We’re not going to let that last. We’ll give them five or six years at that, and then they gotta come down. They have to fall, because the rest of us have to have to at some point get our self-esteem back. We cannot sit here and continue to beat up ourselves and let them tell us how inferior we are compared to them. We have to bring them down so that we feel better about ourselves. And that’s not a criticism. That’s a sociological study. This is what happens.
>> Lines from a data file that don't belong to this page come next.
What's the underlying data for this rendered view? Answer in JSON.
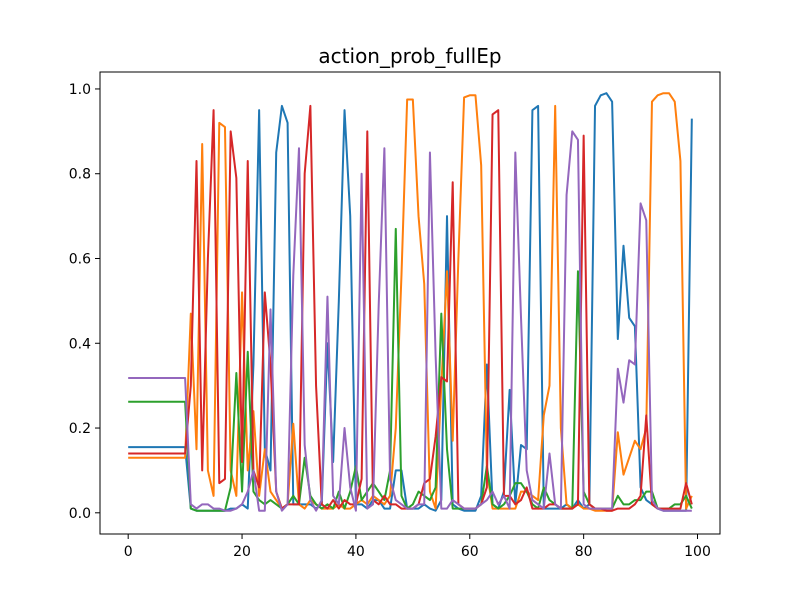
{
  "chart_data": {
    "type": "line",
    "title": "action_prob_fullEp",
    "xlabel": "",
    "ylabel": "",
    "xlim": [
      -4.95,
      103.95
    ],
    "ylim": [
      -0.05,
      1.04
    ],
    "xticks": [
      0,
      20,
      40,
      60,
      80,
      100
    ],
    "xtick_labels": [
      "0",
      "20",
      "40",
      "60",
      "80",
      "100"
    ],
    "yticks": [
      0.0,
      0.2,
      0.4,
      0.6,
      0.8,
      1.0
    ],
    "ytick_labels": [
      "0.0",
      "0.2",
      "0.4",
      "0.6",
      "0.8",
      "1.0"
    ],
    "grid": false,
    "legend": "none",
    "x": [
      0,
      1,
      2,
      3,
      4,
      5,
      6,
      7,
      8,
      9,
      10,
      11,
      12,
      13,
      14,
      15,
      16,
      17,
      18,
      19,
      20,
      21,
      22,
      23,
      24,
      25,
      26,
      27,
      28,
      29,
      30,
      31,
      32,
      33,
      34,
      35,
      36,
      37,
      38,
      39,
      40,
      41,
      42,
      43,
      44,
      45,
      46,
      47,
      48,
      49,
      50,
      51,
      52,
      53,
      54,
      55,
      56,
      57,
      58,
      59,
      60,
      61,
      62,
      63,
      64,
      65,
      66,
      67,
      68,
      69,
      70,
      71,
      72,
      73,
      74,
      75,
      76,
      77,
      78,
      79,
      80,
      81,
      82,
      83,
      84,
      85,
      86,
      87,
      88,
      89,
      90,
      91,
      92,
      93,
      94,
      95,
      96,
      97,
      98,
      99
    ],
    "series": [
      {
        "color": "#1f77b4",
        "values": [
          0.155,
          0.155,
          0.155,
          0.155,
          0.155,
          0.155,
          0.155,
          0.155,
          0.155,
          0.155,
          0.155,
          0.01,
          0.005,
          0.005,
          0.005,
          0.005,
          0.005,
          0.005,
          0.01,
          0.01,
          0.02,
          0.01,
          0.35,
          0.95,
          0.15,
          0.1,
          0.85,
          0.96,
          0.92,
          0.02,
          0.02,
          0.02,
          0.02,
          0.01,
          0.02,
          0.4,
          0.12,
          0.5,
          0.95,
          0.7,
          0.02,
          0.02,
          0.01,
          0.03,
          0.03,
          0.01,
          0.01,
          0.1,
          0.1,
          0.01,
          0.01,
          0.01,
          0.02,
          0.01,
          0.005,
          0.03,
          0.7,
          0.02,
          0.01,
          0.005,
          0.005,
          0.005,
          0.04,
          0.35,
          0.02,
          0.01,
          0.05,
          0.29,
          0.02,
          0.16,
          0.15,
          0.95,
          0.96,
          0.01,
          0.01,
          0.01,
          0.01,
          0.02,
          0.01,
          0.03,
          0.01,
          0.02,
          0.96,
          0.985,
          0.99,
          0.97,
          0.41,
          0.63,
          0.46,
          0.44,
          0.06,
          0.03,
          0.02,
          0.01,
          0.005,
          0.005,
          0.005,
          0.005,
          0.005,
          0.93
        ]
      },
      {
        "color": "#ff7f0e",
        "values": [
          0.13,
          0.13,
          0.13,
          0.13,
          0.13,
          0.13,
          0.13,
          0.13,
          0.13,
          0.13,
          0.13,
          0.47,
          0.15,
          0.87,
          0.1,
          0.04,
          0.92,
          0.91,
          0.1,
          0.04,
          0.52,
          0.1,
          0.24,
          0.04,
          0.15,
          0.05,
          0.03,
          0.01,
          0.02,
          0.21,
          0.02,
          0.01,
          0.03,
          0.02,
          0.01,
          0.01,
          0.01,
          0.02,
          0.01,
          0.01,
          0.02,
          0.03,
          0.02,
          0.04,
          0.03,
          0.02,
          0.04,
          0.2,
          0.56,
          0.975,
          0.975,
          0.7,
          0.54,
          0.05,
          0.01,
          0.3,
          0.57,
          0.17,
          0.6,
          0.98,
          0.985,
          0.985,
          0.82,
          0.1,
          0.01,
          0.01,
          0.01,
          0.01,
          0.01,
          0.05,
          0.05,
          0.04,
          0.03,
          0.23,
          0.3,
          0.96,
          0.2,
          0.02,
          0.01,
          0.02,
          0.01,
          0.01,
          0.005,
          0.005,
          0.005,
          0.005,
          0.19,
          0.09,
          0.13,
          0.17,
          0.15,
          0.2,
          0.97,
          0.985,
          0.99,
          0.99,
          0.97,
          0.83,
          0.01,
          0.04
        ]
      },
      {
        "color": "#2ca02c",
        "values": [
          0.262,
          0.262,
          0.262,
          0.262,
          0.262,
          0.262,
          0.262,
          0.262,
          0.262,
          0.262,
          0.262,
          0.01,
          0.005,
          0.005,
          0.005,
          0.005,
          0.005,
          0.005,
          0.06,
          0.33,
          0.05,
          0.38,
          0.05,
          0.03,
          0.02,
          0.03,
          0.02,
          0.01,
          0.02,
          0.04,
          0.02,
          0.13,
          0.04,
          0.02,
          0.01,
          0.02,
          0.01,
          0.05,
          0.01,
          0.05,
          0.11,
          0.03,
          0.05,
          0.07,
          0.05,
          0.03,
          0.1,
          0.67,
          0.04,
          0.01,
          0.02,
          0.05,
          0.04,
          0.03,
          0.06,
          0.47,
          0.15,
          0.01,
          0.01,
          0.01,
          0.01,
          0.01,
          0.02,
          0.11,
          0.02,
          0.01,
          0.02,
          0.04,
          0.07,
          0.07,
          0.05,
          0.02,
          0.01,
          0.06,
          0.03,
          0.02,
          0.01,
          0.01,
          0.01,
          0.57,
          0.05,
          0.02,
          0.01,
          0.01,
          0.01,
          0.01,
          0.04,
          0.02,
          0.02,
          0.03,
          0.03,
          0.05,
          0.05,
          0.01,
          0.01,
          0.01,
          0.02,
          0.02,
          0.04,
          0.01
        ]
      },
      {
        "color": "#d62728",
        "values": [
          0.14,
          0.14,
          0.14,
          0.14,
          0.14,
          0.14,
          0.14,
          0.14,
          0.14,
          0.14,
          0.14,
          0.3,
          0.83,
          0.1,
          0.6,
          0.95,
          0.07,
          0.08,
          0.9,
          0.79,
          0.12,
          0.83,
          0.1,
          0.06,
          0.52,
          0.35,
          0.05,
          0.01,
          0.02,
          0.02,
          0.02,
          0.8,
          0.96,
          0.3,
          0.02,
          0.01,
          0.03,
          0.01,
          0.03,
          0.02,
          0.02,
          0.08,
          0.9,
          0.03,
          0.02,
          0.04,
          0.02,
          0.02,
          0.01,
          0.01,
          0.01,
          0.02,
          0.07,
          0.08,
          0.18,
          0.32,
          0.31,
          0.78,
          0.02,
          0.01,
          0.01,
          0.01,
          0.02,
          0.06,
          0.94,
          0.95,
          0.04,
          0.04,
          0.02,
          0.03,
          0.06,
          0.01,
          0.01,
          0.01,
          0.02,
          0.02,
          0.01,
          0.01,
          0.01,
          0.02,
          0.89,
          0.02,
          0.01,
          0.01,
          0.005,
          0.005,
          0.01,
          0.01,
          0.01,
          0.02,
          0.04,
          0.23,
          0.02,
          0.01,
          0.01,
          0.01,
          0.01,
          0.01,
          0.07,
          0.02
        ]
      },
      {
        "color": "#9467bd",
        "values": [
          0.318,
          0.318,
          0.318,
          0.318,
          0.318,
          0.318,
          0.318,
          0.318,
          0.318,
          0.318,
          0.318,
          0.02,
          0.01,
          0.02,
          0.02,
          0.01,
          0.01,
          0.005,
          0.005,
          0.01,
          0.02,
          0.05,
          0.1,
          0.005,
          0.005,
          0.48,
          0.05,
          0.005,
          0.02,
          0.56,
          0.86,
          0.16,
          0.03,
          0.005,
          0.03,
          0.51,
          0.04,
          0.02,
          0.2,
          0.06,
          0.005,
          0.8,
          0.01,
          0.02,
          0.49,
          0.86,
          0.08,
          0.03,
          0.02,
          0.01,
          0.01,
          0.02,
          0.02,
          0.85,
          0.37,
          0.01,
          0.01,
          0.03,
          0.02,
          0.01,
          0.01,
          0.01,
          0.02,
          0.03,
          0.05,
          0.02,
          0.04,
          0.01,
          0.85,
          0.46,
          0.1,
          0.03,
          0.02,
          0.01,
          0.14,
          0.02,
          0.01,
          0.75,
          0.9,
          0.88,
          0.02,
          0.01,
          0.01,
          0.01,
          0.01,
          0.01,
          0.34,
          0.26,
          0.36,
          0.35,
          0.73,
          0.69,
          0.03,
          0.01,
          0.005,
          0.005,
          0.005,
          0.005,
          0.005,
          0.005
        ]
      }
    ]
  }
}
It’s Americana, and she’s right.

It’s not unique.

It’s not something new.

The details of each individual fall from grace are perhaps unique. Brady’s story is different from some others. But it is inescapably Americana. (interruption) What are you frowning at me for? The other day when I made this point, you agreed with me. (interruption) Oh, some people do! (interruption) Are you kidding me? You don’t think there are people relishing in Brady’s fall because it makes them feel better about themselves? You don’t know human nature like I do if you don’t understand that’s part of it. Some people… Hell, yes! Why do you think people fall for raising taxes on the rich when they know it doesn’t help them because it’s punishing them. Makes them feel better. Anyway, thank you, Jackie, for the call.